OVERVIEW: The MacArthur Foundation is a major player in philanthropy. In a recent restructuring, the foundation spun off its main vehicle for higher education grants, and many other programs are either being wound down or have already ended. However, higher ed institutions may still be eligible for funding to support work related to MacArthur's new and ongoing programs.
IP TAKE: Funding from MacArthur is highly competitive. Also, the foundation does not operate a higher-ed-specific program, so grantseekers will need to do their homework to identify a program area at the foundation that suits their needs.
PROFILE: With assets of over $6 billion, the John D. and Catherine T. MacArthur Foundation is an impossible-to-ignore player in the world of philanthropy. Its mission and activities are broad and far-reaching, and have the objective of “building a more just, verdant, and peaceful world.” Many of MacArthur's higher education grants in these areas have aimed to impact public policy, often by supporting related research.

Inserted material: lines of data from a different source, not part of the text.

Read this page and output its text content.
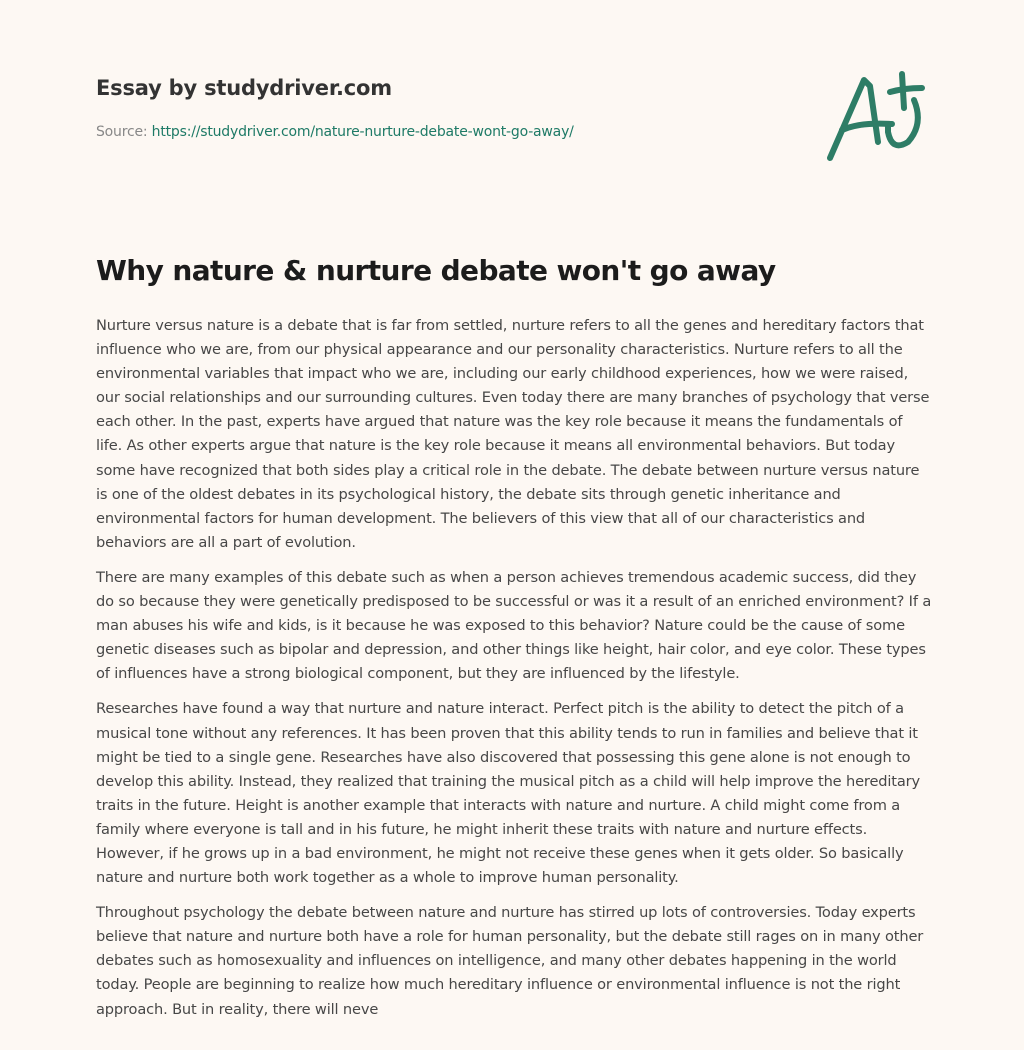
Essay by studydriver.com
Source: https://studydriver.com/nature-nurture-debate-wont-go-away/
Why nature & nurture debate won't go away

Nurture versus nature is a debate that is far from settled, nurture refers to all the genes and hereditary factors that influence who we are, from our physical appearance and our personality characteristics. Nurture refers to all the environmental variables that impact who we are, including our early childhood experiences, how we were raised, our social relationships and our surrounding cultures. Even today there are many branches of psychology that verse each other. In the past, experts have argued that nature was the key role because it means the fundamentals of life. As other experts argue that nature is the key role because it means all environmental behaviors. But today some have recognized that both sides play a critical role in the debate. The debate between nurture versus nature is one of the oldest debates in its psychological history, the debate sits through genetic inheritance and environmental factors for human development. The believers of this view that all of our characteristics and behaviors are all a part of evolution.

There are many examples of this debate such as when a person achieves tremendous academic success, did they do so because they were genetically predisposed to be successful or was it a result of an enriched environment? If a man abuses his wife and kids, is it because he was exposed to this behavior? Nature could be the cause of some genetic diseases such as bipolar and depression, and other things like height, hair color, and eye color. These types of influences have a strong biological component, but they are influenced by the lifestyle.

Researches have found a way that nurture and nature interact. Perfect pitch is the ability to detect the pitch of a musical tone without any references. It has been proven that this ability tends to run in families and believe that it might be tied to a single gene. Researches have also discovered that possessing this gene alone is not enough to develop this ability. Instead, they realized that training the musical pitch as a child will help improve the hereditary traits in the future. Height is another example that interacts with nature and nurture. A child might come from a family where everyone is tall and in his future, he might inherit these traits with nature and nurture effects. However, if he grows up in a bad environment, he might not receive these genes when it gets older. So basically nature and nurture both work together as a whole to improve human personality.

Throughout psychology the debate between nature and nurture has stirred up lots of controversies. Today experts believe that nature and nurture both have a role for human personality, but the debate still rages on in many other debates such as homosexuality and influences on intelligence, and many other debates happening in the world today. People are beginning to realize how much hereditary influence or environmental influence is not the right approach. But in reality, there will neve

Owing to a recent restructuring, a number of MacArthur's programs have either been terminated or are in the process of being wound down in the coming years. Its major education program, Digital Media and Learning, has been moved into a separate entity called Collective Shift, for which MacArthur provided seed funding.
A major emphasis for MacArthur is now on two "Big Bets." The first is what the foundation calls Climate Solutions, which works to "prevent climate change by curbing emissions and supporting global leadership on climate solutions." The second is Criminal Justice, which is focused on "working to address over-incarceration by changing the way America thinks about and uses jails."
In addition to the above, the newest of MacArthur's "big bets" is the recently-announced 100&Change program. According to the foundation, every three years MacArthur will award a whopping $100 million to back "a single proposal designed to help solve a critical problem affecting people, places, or the planet." Eligibility is about as inclusive as one could possibly imagine; the foundation states that applications are open to "organizations working in any field of endeavor anywhere," so long as they "identify both the problem they are trying to solve, as well as their proposed solution" and offer a proposal that is "meaningful, verifiable, durable, and feasible." This one is certainly worth keeping a close eye on.
MacArthur higher education grants are also possible for academic organizations and individuals through the programs it is continuing, which include Journalism, support for the city of Chicago, the MacArthur Fellowship (popularly known as the "Genius Grant"), and the Award for Creative & Effective Institutions. Like the MacArthur Fellowship, the foundation accepts neither applications nor nominations for the Institution awards, which range from $200,000 to $1 million and are given to "enable long-range organizational planning and greater financial stability" for "effective institutions [working] to help address some of the world's most challenging problems."
The bottom line: the MacArthur Foundation doesn't operate a program that is specific to higher education, so grantseekers will have to research other programs at MacArthur to determine which one aligns with their interests.
It is also important to review MacArthur's most recent awards to get a better sense of its current funding priorities. Awards from the MacArthur Foundation can be searched in the foundation’s grants database.
If your proposal is in line with MacArthur’s initiatives, the first step is to review the foundation’s Guidelines & Funding Cycles page to determine if your program area is currently issuing calls for proposals and/or accepting letters of inquiry.